Insurers' increasing use of cost profiling to attempt to contain expenses has long chafed physicians, and previous studies have suggested these measures can be inaccurate. For example, another paper by the same RAND researchers, in the March 18 New England Journal of Medicine, found that 22% of physicians would be misclassified in a two-tier system (link).
In the most recent paper, researchers studied the effect of 12 rules used to attribute costs when patients visited more than one physician. In an analysis of 1.1 million patients participating in one of four health plans in Massachusetts over a two-year period -- the same plans and time frame as the March study -- 91% saw more than two physicians. About 61% saw more than five.

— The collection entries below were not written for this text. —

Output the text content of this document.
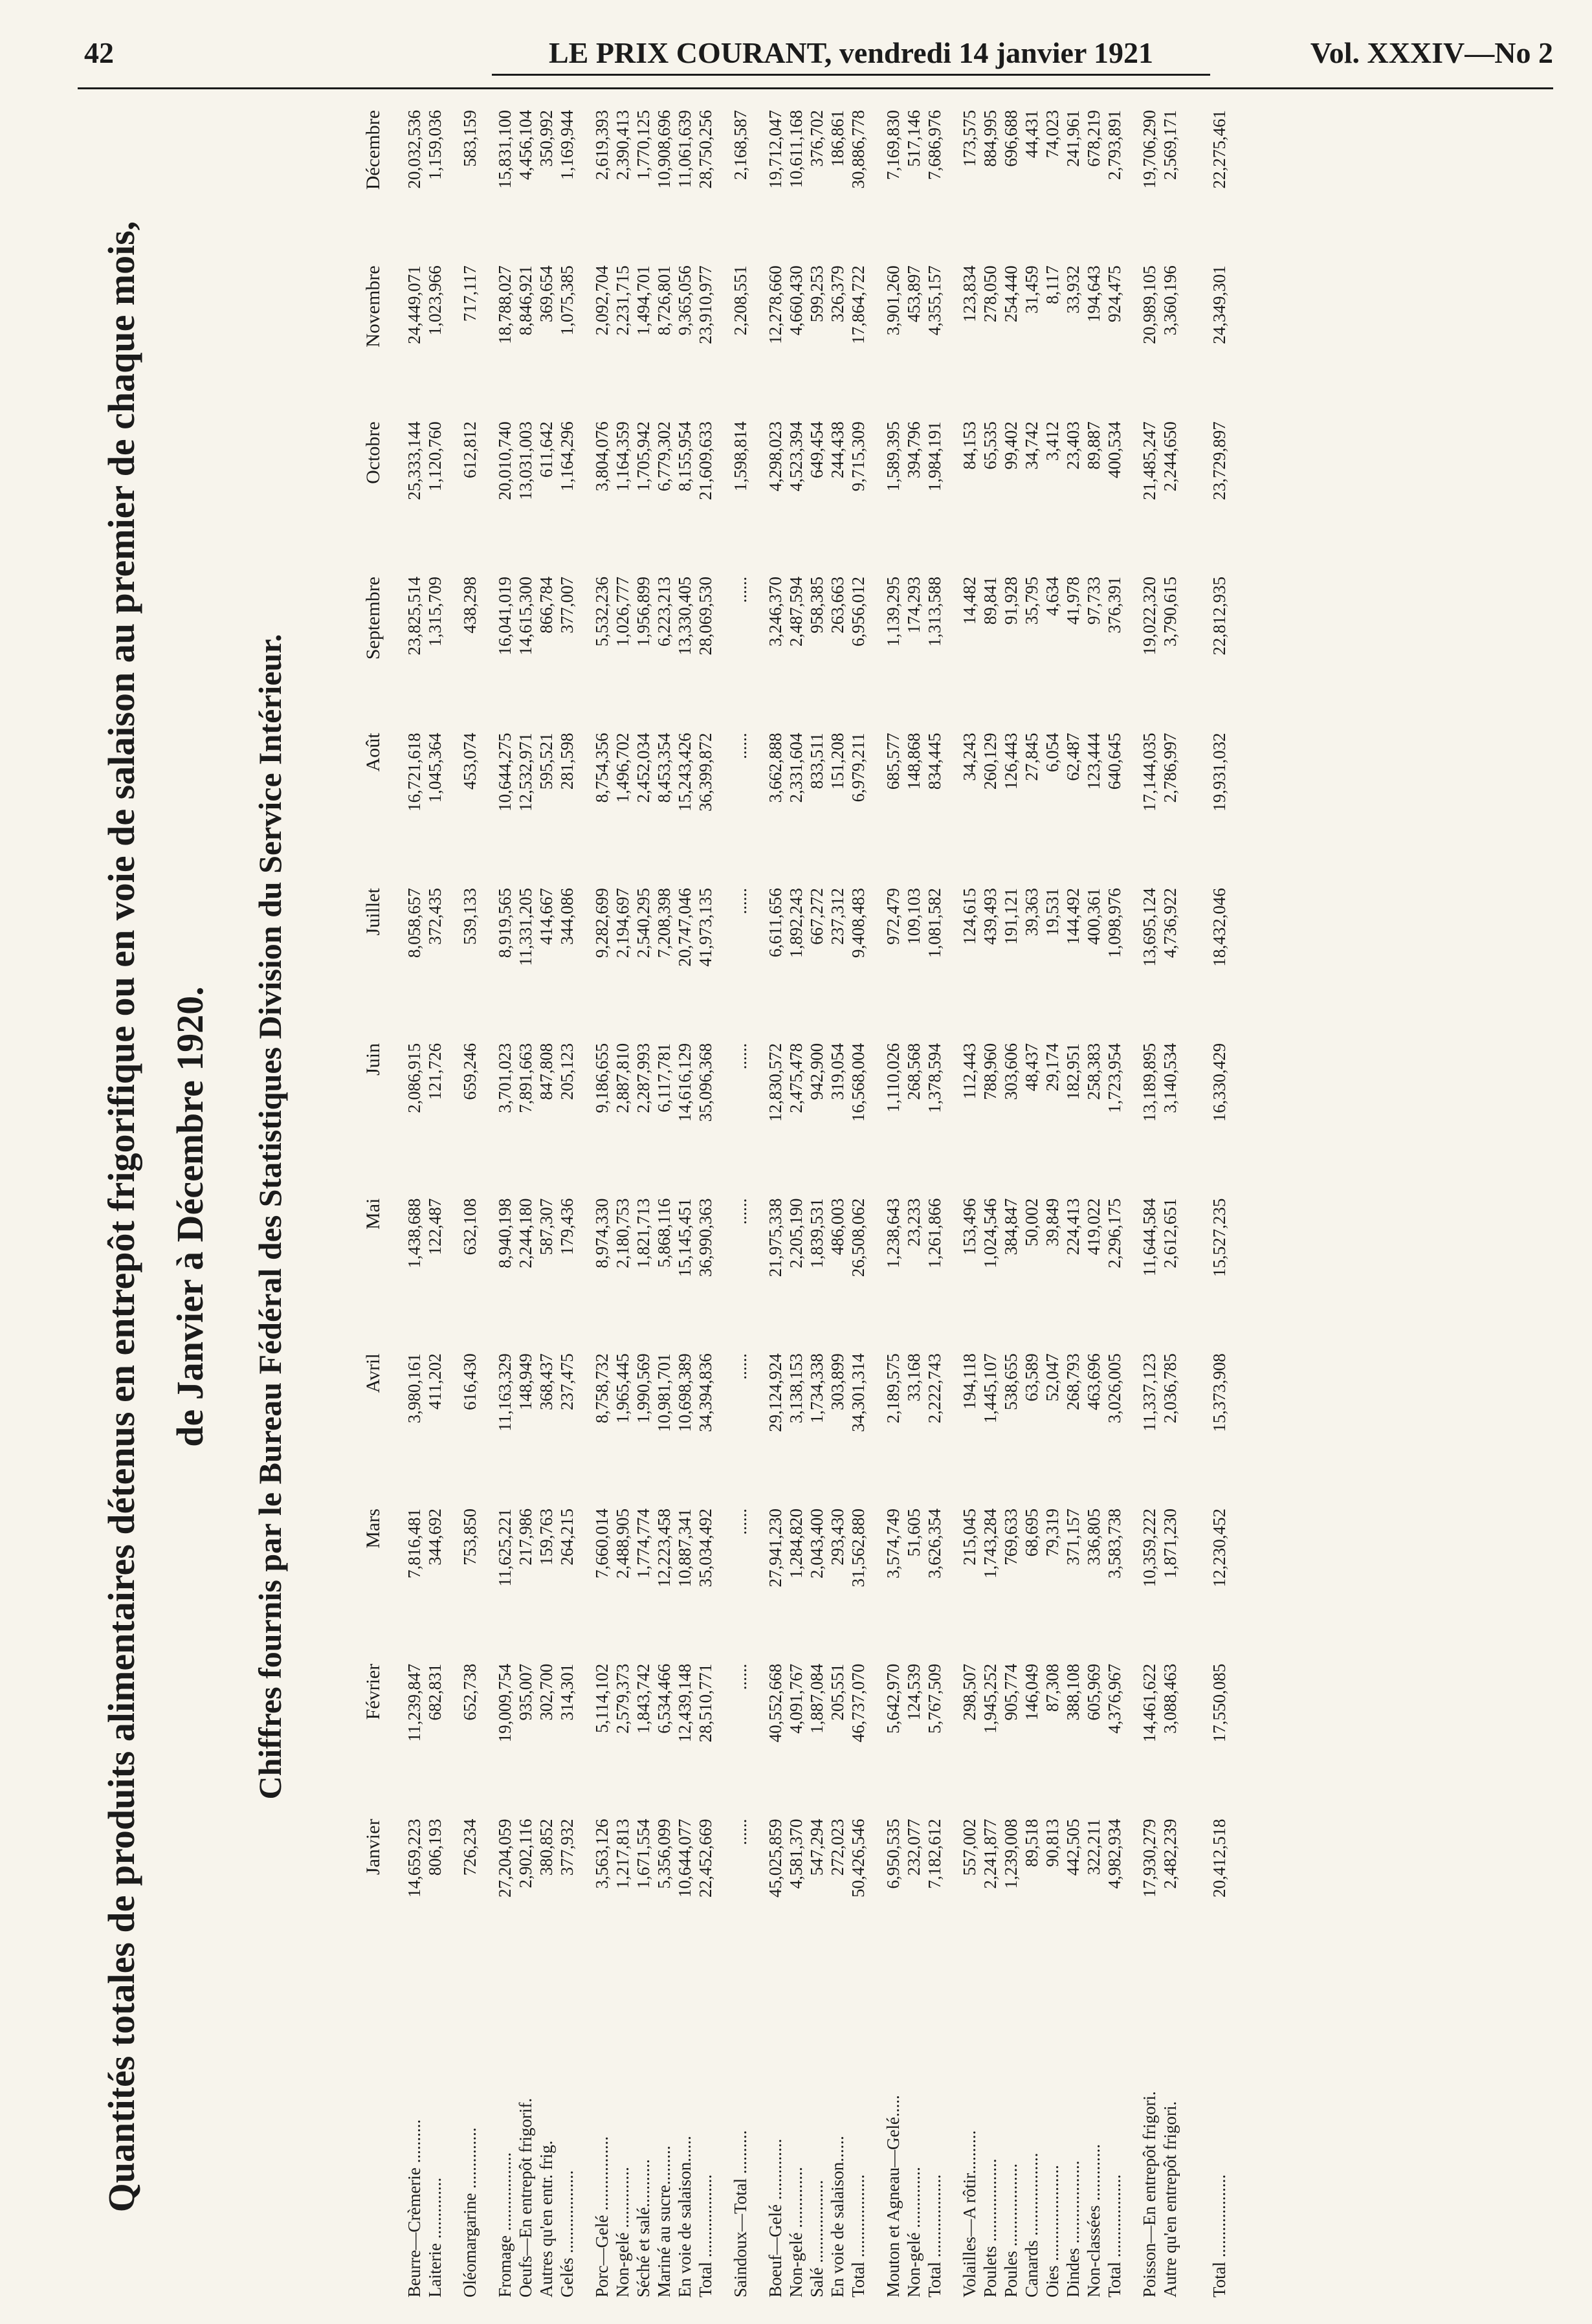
42	LE PRIX COURANT, vendredi 14 janvier 1921	Vol. XXXIV—No 2
Quantités totales de produits alimentaires détenus en entrepôt frigorifique ou en voie de salaison au premier de chaque mois, de Janvier à Décembre 1920. Chiffres fournis par le Bureau Fédéral des Statistiques Division du Service Intérieur.
	Janvier	Février	Mars	Avril	Mai	Juin	Juillet	Août	Septembre	Octobre	Novembre	Décembre
Beurre—Crèmerie ..........	14,659,223	11,239,847	7,816,481	3,980,161	1,438,688	2,086,915	8,058,657	16,721,618	23,825,514	25,333,144	24,449,071	20,032,536
Laiterie ..............	806,193	682,831	344,692	411,202	122,487	121,726	372,435	1,045,364	1,315,709	1,120,760	1,023,966	1,159,036

Oléomargarine ..............	726,234	652,738	753,850	616,430	632,108	659,246	539,133	453,074	438,298	612,812	717,117	583,159

Fromage ..................	27,204,059	19,009,754	11,625,221	11,163,329	8,940,198	3,701,023	8,919,565	10,644,275	16,041,019	20,010,740	18,788,027	15,831,100
Oeufs—En entrepôt frigorif.	2,902,116	935,007	217,986	148,949	2,244,180	7,891,663	11,331,205	12,532,971	14,615,300	13,031,003	8,846,921	4,456,104
Autres qu'en entr. frig.	380,852	302,700	159,763	368,437	587,307	847,808	414,667	595,521	866,784	611,642	369,654	350,992
Gelés ...................	377,932	314,301	264,215	237,475	179,436	205,123	344,086	281,598	377,007	1,164,296	1,075,385	1,169,944

Porc—Gelé .................	3,563,126	5,114,102	7,660,014	8,758,732	8,974,330	9,186,655	9,282,699	8,754,356	5,532,236	3,804,076	2,092,704	2,619,393
Non-gelé ..............	1,217,813	2,579,373	2,488,905	1,965,445	2,180,753	2,887,810	2,194,697	1,496,702	1,026,777	1,164,359	2,231,715	2,390,413
Séché et salé...........	1,671,554	1,843,742	1,774,774	1,990,569	1,821,713	2,287,993	2,540,295	2,452,034	1,956,899	1,705,942	1,494,701	1,770,125
Mariné au sucre.........	5,356,099	6,534,466	12,223,458	10,981,701	5,868,116	6,117,781	7,208,398	8,453,354	6,223,213	6,779,302	8,726,801	10,908,696
En voie de salaison......	10,644,077	12,439,148	10,887,341	10,698,389	15,145,451	14,616,129	20,747,046	15,243,426	13,330,405	8,155,954	9,365,056	11,061,639
Total ...................	22,452,669	28,510,771	35,034,492	34,394,836	36,990,363	35,096,368	41,973,135	36,399,872	28,069,530	21,609,633	23,910,977	28,750,256

Saindoux—Total ..........	......	......	......	......	......	......	......	......	......	1,598,814	2,208,551	2,168,587

Boeuf—Gelé ..............	45,025,859	40,552,668	27,941,230	29,124,924	21,975,338	12,830,572	6,611,656	3,662,888	3,246,370	4,298,023	12,278,660	19,712,047
Non-gelé ..............	4,581,370	4,091,767	1,284,820	3,138,153	2,205,190	2,475,478	1,892,243	2,331,604	2,487,594	4,523,394	4,660,430	10,611,168
Salé ...................	547,294	1,887,084	2,043,400	1,734,338	1,839,531	942,900	667,272	833,511	958,385	649,454	599,253	376,702
En voie de salaison......	272,023	205,551	293,430	303,899	486,003	319,054	237,312	151,208	263,663	244,438	326,379	186,861
Total ...................	50,426,546	46,737,070	31,562,880	34,301,314	26,508,062	16,568,004	9,408,483	6,979,211	6,956,012	9,715,309	17,864,722	30,886,778

Mouton et Agneau—Gelé.....	6,950,535	5,642,970	3,574,749	2,189,575	1,238,643	1,110,026	972,479	685,577	1,139,295	1,589,395	3,901,260	7,169,830
Non-gelé ..............	232,077	124,539	51,605	33,168	23,233	268,568	109,103	148,868	174,293	394,796	453,897	517,146
Total ...................	7,182,612	5,767,509	3,626,354	2,222,743	1,261,866	1,378,594	1,081,582	834,445	1,313,588	1,984,191	4,355,157	7,686,976

Volailles—A rôtir..........	557,002	298,507	215,045	194,118	153,496	112,443	124,615	34,243	14,482	84,153	123,834	173,575
Poulets ...................	2,241,877	1,945,252	1,743,284	1,445,107	1,024,546	788,960	439,493	260,129	89,841	65,535	278,050	884,995
Poules ...................	1,239,008	905,774	769,633	538,655	384,847	303,606	191,121	126,443	91,928	99,402	254,440	696,688
Canards ...................	89,518	146,049	68,695	63,589	50,002	48,437	39,363	27,845	35,795	34,742	31,459	44,431
Oies ......................	90,813	87,308	79,319	52,047	39,849	29,174	19,531	6,054	4,634	3,412	8,117	74,023
Dindes ...................	442,505	388,108	371,157	268,793	224,413	182,951	144,492	62,487	41,978	23,403	33,932	241,961
Non-classées .............	322,211	605,969	336,805	463,696	419,022	258,383	400,361	123,444	97,733	89,887	194,643	678,219
Total ...................	4,982,934	4,376,967	3,583,738	3,026,005	2,296,175	1,723,954	1,098,976	640,645	376,391	400,534	924,475	2,793,891

Poisson—En entrepôt frigori.	17,930,279	14,461,622	10,359,222	11,337,123	11,644,584	13,189,895	13,695,124	17,144,035	19,022,320	21,485,247	20,989,105	19,706,290
Autre qu'en entrepôt frigori.	2,482,239	3,088,463	1,871,230	2,036,785	2,612,651	3,140,534	4,736,922	2,786,997	3,790,615	2,244,650	3,360,196	2,569,171
Total ...................	20,412,518	17,550,085	12,230,452	15,373,908	15,527,235	16,330,429	18,432,046	19,931,032	22,812,935	23,729,897	24,349,301	22,275,461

A rule attributing the total cost of an episode of care to the physician responsible for at least 30% of related expenses and visits -- the most common formula currently used by insurers -- served as the baseline. When a different rule was used for comparison, between 17% and 61% of physicians were assigned to different cost categories.
The authors did not find that a particular formula was better than any other. Nor have they come out against this strategy for controlling health care costs. Rather, they are advocating transparency so physicians know how they are being evaluated.
The American Medical Association strongly opposes the use of tiered and narrow physician networks that deny patient access to or attempt to steer patients toward certain physicians based primarily on cost of care.
Some forms of profiling, however, are acceptable if they follow certain principles. These include disclosing the methods for collecting and analyzing data to relevant organizations and the physicians under review. Profiles should also be based on valid, accurate, and objective data and used primarily for educational purposes.
The Massachusetts Medical Society has sued the state's Group Insurance Commission, which purchases health coverage on behalf of many government employees, over its physician profiling program.